術後から、出血や腫れなどはなく、コンタクトレンズの使用なども通常どおりです。ただし、シリコンプラグに関しては、患者様の涙点の状態により挿入プラグのサイズが変わります。通常のサイズより極端に大きい、または小さいサイズだということが術前検査で分かった場合は、適切なサイズのプラグを取り寄せることになりますので、後日の施術になる可能性がありますこと、ご了承ください。

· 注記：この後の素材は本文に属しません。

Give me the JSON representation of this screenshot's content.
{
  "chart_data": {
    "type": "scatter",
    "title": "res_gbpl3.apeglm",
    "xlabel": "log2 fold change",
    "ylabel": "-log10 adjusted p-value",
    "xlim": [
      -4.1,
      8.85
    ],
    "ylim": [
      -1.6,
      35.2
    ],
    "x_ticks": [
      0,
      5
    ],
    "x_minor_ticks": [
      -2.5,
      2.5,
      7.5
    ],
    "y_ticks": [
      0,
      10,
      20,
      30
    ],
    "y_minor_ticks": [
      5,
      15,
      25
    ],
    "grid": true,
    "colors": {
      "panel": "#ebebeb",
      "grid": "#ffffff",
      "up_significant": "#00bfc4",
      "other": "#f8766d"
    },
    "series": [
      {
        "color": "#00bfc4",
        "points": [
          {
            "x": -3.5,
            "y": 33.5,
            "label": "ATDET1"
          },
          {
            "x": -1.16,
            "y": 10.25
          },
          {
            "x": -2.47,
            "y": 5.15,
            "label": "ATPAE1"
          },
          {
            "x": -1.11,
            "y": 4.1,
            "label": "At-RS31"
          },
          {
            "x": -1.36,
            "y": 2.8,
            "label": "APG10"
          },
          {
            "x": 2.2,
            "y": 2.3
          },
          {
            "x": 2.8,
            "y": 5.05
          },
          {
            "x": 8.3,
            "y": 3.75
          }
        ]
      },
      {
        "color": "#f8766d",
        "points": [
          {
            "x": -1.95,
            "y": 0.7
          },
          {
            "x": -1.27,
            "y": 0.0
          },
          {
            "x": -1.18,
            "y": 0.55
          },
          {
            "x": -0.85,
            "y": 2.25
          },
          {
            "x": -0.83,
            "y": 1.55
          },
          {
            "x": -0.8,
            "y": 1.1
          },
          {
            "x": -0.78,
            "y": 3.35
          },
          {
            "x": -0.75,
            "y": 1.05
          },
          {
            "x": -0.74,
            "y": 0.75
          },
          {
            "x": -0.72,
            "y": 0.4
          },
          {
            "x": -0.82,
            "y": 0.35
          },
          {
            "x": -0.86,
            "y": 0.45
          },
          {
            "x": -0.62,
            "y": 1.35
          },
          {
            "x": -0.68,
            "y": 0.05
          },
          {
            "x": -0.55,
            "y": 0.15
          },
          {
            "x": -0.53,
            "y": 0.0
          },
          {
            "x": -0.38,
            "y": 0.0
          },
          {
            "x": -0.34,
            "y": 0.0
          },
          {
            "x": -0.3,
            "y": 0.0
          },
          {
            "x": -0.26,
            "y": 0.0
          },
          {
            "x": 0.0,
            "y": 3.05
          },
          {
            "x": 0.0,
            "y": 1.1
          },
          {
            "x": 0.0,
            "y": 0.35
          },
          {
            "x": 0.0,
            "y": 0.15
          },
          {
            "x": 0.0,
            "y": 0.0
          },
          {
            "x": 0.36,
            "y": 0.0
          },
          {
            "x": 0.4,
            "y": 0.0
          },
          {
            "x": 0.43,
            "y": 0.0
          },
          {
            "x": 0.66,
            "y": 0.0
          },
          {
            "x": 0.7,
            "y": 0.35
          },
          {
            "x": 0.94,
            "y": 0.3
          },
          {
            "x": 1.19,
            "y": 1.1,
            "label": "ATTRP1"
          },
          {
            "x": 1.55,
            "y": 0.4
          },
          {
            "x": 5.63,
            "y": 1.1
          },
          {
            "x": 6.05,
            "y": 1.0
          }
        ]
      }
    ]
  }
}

プラグ挿入術施術料(シリコンプラグ、コラーゲンプラグとも同料金)↓下記、1涙点の場合
涙点プラグ挿入術(1割負担) 1100円
涙点プラグ挿入術(3割負担) 3300円
別途、検査、診察、薬代。
※マイボーム腺の圧出とは
睫毛の根元より少し内側の目の中にふれている部分にマイボーム線という油が出る腺が開口しています。ドライアイや、結膜炎等が原因で油がつまり出にくくなっていることがあります。マイボーム腺から出る油は、ムチンと同様、涙の質の向上に大事な成分です。何らかの原因で長年かけてマイボーム腺が詰まってしまっていることが多いので、一回の圧出や短期間の点眼治療等ですぐに治ることはありません。根気よく治療を続ける必要があります。当院では、ドライアイの原因にマイボーム線の関与している可能性のある方には、マイボーム腺を圧し、マイボーム腺の状態を確認し、診断的治療をしています。診察時には、マイボーム腺圧出をし、ご自宅では温めや洗浄、粘膜保護の点眼等をしていただきます。